We believe he has good intentions. Nevertheless, just about every decision Tory makes, at least in the early stages of his tenure, will be compared to the previous mayor, the badly behaved Rob Ford, who is sitting once again as councillor for Ward 2 Etobicoke North, the post he held for 10 years before his divisive term as mayor.
It remains to be seen how well Tory can manage to bring enough councillors on side to get this budget through. His proposal, which will not be voted on by City Council until March, has received criticism from Ford on the far right of the political spectrum and from far left councillor, Gord Perks. Ford and Perks, who have had a history of being adversaries, now agree in their criticism of Tory’s budget, which includes a $200 million line of credit from the provincial government meant to ensure a balanced budget, and which, by the way, has not yet been approved by Queen’s Park.
Of course, increased payments by residents are also coming in order to balance the budget. Already, Tory has broken a campaign promise regarding fare increases for public transit. In exchange, he will offer up free rides to children up to age 12, but that comes at a cost to adults with fares going up 10 cents per ride for non-cash fares across the board.
It’s a nice gesture for the kids, but it is also a clever distraction since Tory had promised not to raise fares in the first place. His explanation that he didn’t know how badly off the Toronto Transit Commission (TTC) was is hard to accept, just as it will also be hard to accept this increase for those who already carry the bulk of the financing for the cash-strapped, yet essential, public service.
We have to wonder if it wouldn’t have been better for Tory to put forward a plan to bring all levels of government to the table for discussions on a better way of funding this city’s public transit system, one that would not involve wounding those who must depend on the service.
Yes, it will be less pressure for them to have to find fares for their children going to school, but they will still end up paying for those fares through the coming increase.
Along those lines, instead of the 2.5 per cent increase in property taxes aimed at holding to the inflation rate, Tory could have had chosen to increase property taxes so that they come closer to responding to the real demands of the budget, instead of literally nickel and diming TTC riders.

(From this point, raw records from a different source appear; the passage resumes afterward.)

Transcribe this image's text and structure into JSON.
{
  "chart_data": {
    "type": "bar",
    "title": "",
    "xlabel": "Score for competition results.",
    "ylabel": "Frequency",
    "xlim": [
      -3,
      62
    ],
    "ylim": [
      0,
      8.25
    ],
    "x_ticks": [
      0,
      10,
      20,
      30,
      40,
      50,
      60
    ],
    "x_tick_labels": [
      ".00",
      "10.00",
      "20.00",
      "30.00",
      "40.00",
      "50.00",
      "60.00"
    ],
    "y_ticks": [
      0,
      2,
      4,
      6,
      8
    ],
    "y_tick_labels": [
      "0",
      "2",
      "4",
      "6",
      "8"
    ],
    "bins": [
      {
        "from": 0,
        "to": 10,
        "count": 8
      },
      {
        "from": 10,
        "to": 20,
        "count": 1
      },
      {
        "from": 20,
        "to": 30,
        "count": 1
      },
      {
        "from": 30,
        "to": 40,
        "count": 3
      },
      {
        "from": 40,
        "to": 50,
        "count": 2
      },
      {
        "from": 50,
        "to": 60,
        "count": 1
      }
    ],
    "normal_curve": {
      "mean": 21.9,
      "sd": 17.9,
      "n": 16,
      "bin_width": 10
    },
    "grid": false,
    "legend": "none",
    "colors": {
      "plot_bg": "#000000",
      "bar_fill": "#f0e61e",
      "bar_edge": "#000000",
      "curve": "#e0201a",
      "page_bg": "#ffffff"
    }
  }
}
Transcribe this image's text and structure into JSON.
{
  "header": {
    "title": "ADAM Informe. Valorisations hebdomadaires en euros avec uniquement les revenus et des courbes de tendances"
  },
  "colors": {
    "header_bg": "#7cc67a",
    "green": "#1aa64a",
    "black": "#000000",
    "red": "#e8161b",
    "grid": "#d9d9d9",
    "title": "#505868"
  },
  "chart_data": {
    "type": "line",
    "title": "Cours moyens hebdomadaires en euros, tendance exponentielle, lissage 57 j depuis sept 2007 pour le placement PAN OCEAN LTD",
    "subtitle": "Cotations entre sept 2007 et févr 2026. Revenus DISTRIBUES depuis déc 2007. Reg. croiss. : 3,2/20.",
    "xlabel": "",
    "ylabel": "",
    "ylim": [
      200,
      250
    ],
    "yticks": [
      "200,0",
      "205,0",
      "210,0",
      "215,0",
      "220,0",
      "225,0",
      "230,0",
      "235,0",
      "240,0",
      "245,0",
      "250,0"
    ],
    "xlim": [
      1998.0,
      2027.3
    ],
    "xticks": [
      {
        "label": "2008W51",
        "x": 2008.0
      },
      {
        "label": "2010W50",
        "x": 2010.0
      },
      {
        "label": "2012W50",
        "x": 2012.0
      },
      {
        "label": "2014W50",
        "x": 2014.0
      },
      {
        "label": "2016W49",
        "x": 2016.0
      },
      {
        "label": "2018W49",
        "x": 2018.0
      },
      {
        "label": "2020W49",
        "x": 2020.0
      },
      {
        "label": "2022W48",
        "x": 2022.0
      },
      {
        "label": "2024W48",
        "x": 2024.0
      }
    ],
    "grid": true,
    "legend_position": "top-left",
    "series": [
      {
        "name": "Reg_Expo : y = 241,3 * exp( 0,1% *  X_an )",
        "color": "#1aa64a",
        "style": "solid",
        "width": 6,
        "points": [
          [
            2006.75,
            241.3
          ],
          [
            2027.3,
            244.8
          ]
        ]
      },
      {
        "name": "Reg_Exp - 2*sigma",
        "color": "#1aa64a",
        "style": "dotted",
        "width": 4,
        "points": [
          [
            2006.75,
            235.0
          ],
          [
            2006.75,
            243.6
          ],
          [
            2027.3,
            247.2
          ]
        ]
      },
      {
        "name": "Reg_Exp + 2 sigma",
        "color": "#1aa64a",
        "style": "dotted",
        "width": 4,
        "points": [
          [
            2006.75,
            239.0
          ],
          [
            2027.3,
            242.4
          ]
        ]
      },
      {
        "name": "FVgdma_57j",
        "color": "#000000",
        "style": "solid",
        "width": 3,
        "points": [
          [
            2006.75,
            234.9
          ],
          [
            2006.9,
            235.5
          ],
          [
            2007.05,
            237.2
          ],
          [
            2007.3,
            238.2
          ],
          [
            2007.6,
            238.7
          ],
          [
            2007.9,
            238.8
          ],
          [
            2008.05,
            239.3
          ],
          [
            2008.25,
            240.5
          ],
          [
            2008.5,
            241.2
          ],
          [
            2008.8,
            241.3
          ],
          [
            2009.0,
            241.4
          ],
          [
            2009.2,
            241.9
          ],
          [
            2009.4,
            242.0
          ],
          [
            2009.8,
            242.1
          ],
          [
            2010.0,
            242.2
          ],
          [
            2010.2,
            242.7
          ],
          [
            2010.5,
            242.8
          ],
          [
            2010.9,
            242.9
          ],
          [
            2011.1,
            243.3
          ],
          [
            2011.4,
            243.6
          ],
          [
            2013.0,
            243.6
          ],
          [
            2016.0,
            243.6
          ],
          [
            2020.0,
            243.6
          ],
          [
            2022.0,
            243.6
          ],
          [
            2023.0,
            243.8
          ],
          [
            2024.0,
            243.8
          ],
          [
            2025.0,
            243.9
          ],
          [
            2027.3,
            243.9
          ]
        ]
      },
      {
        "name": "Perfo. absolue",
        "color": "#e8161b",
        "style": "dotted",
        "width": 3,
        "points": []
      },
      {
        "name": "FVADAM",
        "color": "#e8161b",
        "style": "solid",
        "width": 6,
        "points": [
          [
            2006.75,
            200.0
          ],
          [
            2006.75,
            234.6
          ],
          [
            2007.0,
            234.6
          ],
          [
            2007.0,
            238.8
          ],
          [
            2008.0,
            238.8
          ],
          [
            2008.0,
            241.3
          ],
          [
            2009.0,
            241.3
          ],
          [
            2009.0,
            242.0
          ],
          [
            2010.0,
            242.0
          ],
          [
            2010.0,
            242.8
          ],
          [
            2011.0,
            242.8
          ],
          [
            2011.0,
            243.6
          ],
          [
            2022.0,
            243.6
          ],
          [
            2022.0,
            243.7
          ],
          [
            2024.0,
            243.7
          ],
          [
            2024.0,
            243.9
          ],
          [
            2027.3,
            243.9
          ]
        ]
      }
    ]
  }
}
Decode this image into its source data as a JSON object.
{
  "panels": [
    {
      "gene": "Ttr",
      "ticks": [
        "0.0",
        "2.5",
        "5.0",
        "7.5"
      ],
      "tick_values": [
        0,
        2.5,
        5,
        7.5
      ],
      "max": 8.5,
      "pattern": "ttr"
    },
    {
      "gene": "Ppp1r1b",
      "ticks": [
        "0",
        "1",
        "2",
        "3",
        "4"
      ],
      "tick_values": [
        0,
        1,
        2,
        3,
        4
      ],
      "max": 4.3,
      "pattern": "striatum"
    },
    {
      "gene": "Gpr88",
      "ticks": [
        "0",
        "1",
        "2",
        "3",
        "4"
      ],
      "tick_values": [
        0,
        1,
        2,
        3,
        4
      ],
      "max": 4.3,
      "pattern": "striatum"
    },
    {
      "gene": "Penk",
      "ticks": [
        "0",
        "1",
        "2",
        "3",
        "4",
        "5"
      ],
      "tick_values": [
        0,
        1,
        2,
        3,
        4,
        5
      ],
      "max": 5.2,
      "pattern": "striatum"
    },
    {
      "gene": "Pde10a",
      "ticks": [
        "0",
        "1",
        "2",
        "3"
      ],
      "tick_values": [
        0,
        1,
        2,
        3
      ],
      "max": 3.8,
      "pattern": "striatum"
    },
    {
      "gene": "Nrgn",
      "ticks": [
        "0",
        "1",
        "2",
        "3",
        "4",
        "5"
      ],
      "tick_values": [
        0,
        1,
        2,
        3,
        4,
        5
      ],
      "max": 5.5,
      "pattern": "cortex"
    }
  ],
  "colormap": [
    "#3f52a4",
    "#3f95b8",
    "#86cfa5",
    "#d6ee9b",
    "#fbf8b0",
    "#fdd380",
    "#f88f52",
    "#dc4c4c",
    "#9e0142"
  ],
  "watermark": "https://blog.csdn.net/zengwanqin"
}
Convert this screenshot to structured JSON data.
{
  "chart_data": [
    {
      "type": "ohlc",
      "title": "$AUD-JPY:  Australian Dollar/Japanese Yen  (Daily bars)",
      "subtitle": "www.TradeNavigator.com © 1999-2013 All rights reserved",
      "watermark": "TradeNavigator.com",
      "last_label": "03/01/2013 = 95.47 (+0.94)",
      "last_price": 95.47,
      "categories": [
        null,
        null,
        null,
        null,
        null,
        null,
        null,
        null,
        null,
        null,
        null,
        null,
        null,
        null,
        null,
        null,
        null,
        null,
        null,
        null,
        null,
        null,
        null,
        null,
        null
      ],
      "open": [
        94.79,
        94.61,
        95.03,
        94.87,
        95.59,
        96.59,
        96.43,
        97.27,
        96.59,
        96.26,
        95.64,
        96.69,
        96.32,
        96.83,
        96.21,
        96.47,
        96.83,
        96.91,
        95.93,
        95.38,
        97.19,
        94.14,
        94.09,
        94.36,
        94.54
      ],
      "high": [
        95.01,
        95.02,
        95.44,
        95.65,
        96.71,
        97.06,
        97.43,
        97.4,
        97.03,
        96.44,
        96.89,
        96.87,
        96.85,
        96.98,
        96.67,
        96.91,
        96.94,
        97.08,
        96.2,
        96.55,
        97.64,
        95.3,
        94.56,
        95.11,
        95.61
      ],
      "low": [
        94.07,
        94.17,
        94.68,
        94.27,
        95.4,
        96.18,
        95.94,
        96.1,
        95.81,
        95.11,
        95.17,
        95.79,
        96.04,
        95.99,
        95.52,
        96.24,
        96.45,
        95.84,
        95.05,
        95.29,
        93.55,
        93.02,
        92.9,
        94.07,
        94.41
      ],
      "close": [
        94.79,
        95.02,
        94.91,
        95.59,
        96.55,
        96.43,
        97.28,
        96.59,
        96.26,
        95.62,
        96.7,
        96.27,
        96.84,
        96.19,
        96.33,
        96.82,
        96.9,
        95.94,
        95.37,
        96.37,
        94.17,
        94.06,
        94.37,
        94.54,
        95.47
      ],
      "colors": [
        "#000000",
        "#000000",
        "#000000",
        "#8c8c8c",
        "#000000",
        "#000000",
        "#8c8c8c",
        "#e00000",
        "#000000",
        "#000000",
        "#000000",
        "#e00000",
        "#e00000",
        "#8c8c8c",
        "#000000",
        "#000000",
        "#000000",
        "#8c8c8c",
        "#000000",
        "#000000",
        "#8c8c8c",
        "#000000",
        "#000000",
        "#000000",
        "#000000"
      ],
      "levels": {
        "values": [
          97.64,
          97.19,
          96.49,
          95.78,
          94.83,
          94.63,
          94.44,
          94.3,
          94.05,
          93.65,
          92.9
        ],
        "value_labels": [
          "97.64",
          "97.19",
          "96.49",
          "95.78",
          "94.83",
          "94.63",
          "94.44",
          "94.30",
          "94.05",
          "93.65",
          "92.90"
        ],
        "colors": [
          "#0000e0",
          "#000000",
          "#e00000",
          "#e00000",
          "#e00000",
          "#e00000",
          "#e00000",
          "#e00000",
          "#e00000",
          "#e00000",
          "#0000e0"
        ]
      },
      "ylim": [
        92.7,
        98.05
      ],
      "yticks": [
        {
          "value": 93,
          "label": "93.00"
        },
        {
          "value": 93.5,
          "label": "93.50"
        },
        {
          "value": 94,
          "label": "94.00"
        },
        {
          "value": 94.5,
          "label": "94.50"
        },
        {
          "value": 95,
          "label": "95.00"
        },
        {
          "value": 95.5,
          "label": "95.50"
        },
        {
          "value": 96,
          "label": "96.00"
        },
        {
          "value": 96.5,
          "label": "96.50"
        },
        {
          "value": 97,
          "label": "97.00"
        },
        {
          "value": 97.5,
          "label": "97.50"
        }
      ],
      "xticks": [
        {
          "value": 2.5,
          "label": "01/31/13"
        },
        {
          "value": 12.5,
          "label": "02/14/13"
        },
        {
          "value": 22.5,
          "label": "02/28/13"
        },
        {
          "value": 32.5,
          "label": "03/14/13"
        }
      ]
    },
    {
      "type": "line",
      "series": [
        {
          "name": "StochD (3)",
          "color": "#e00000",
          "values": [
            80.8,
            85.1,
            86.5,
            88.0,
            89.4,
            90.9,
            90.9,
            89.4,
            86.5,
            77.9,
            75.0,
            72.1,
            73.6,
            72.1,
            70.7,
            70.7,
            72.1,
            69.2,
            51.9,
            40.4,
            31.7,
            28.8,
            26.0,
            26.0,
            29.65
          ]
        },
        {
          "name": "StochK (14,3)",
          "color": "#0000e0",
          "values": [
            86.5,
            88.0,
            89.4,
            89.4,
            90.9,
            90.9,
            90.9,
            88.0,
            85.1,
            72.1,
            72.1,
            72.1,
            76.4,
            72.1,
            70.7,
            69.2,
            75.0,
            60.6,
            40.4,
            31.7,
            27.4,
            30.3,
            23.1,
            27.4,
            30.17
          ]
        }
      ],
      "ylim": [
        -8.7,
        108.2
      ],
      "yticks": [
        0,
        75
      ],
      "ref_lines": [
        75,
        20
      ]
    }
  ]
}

There would be some push back in such an instance, yet Toronto residents still pay the lowest property taxes in the region and have for too long been coddled to expect that their taxes should be kept below the rate of inflation. It is an unrealistic formula, and one that will continue to ensure that budget planning takes the kinds of twists and turns that Tory is now suggesting with his provincial line of credit.
It seems that with the best of intentions, the new mayor is trying to make everyone happy, but that is always a formula for problems down the road. For example, his proposed $970 million to fix the Gardiner Expressway, a $443.2 million increase to repair the thoroughfare many have argued should be taken down, may appeal to some motorists. But couldn’t those millions have better served to answer the backlog of repairs crying out for attention in every public housing site in the city? Instead, the money would be earmarked to shore up the Gardiner in 12 years rather than the previously proposed 20-year commitment.
After the Ford years, there is little appetite for upheaval, so Tory’s middle-of-the-road initial offering is understandable. Even so, this budget calls for scrutiny and there is room for adjustment.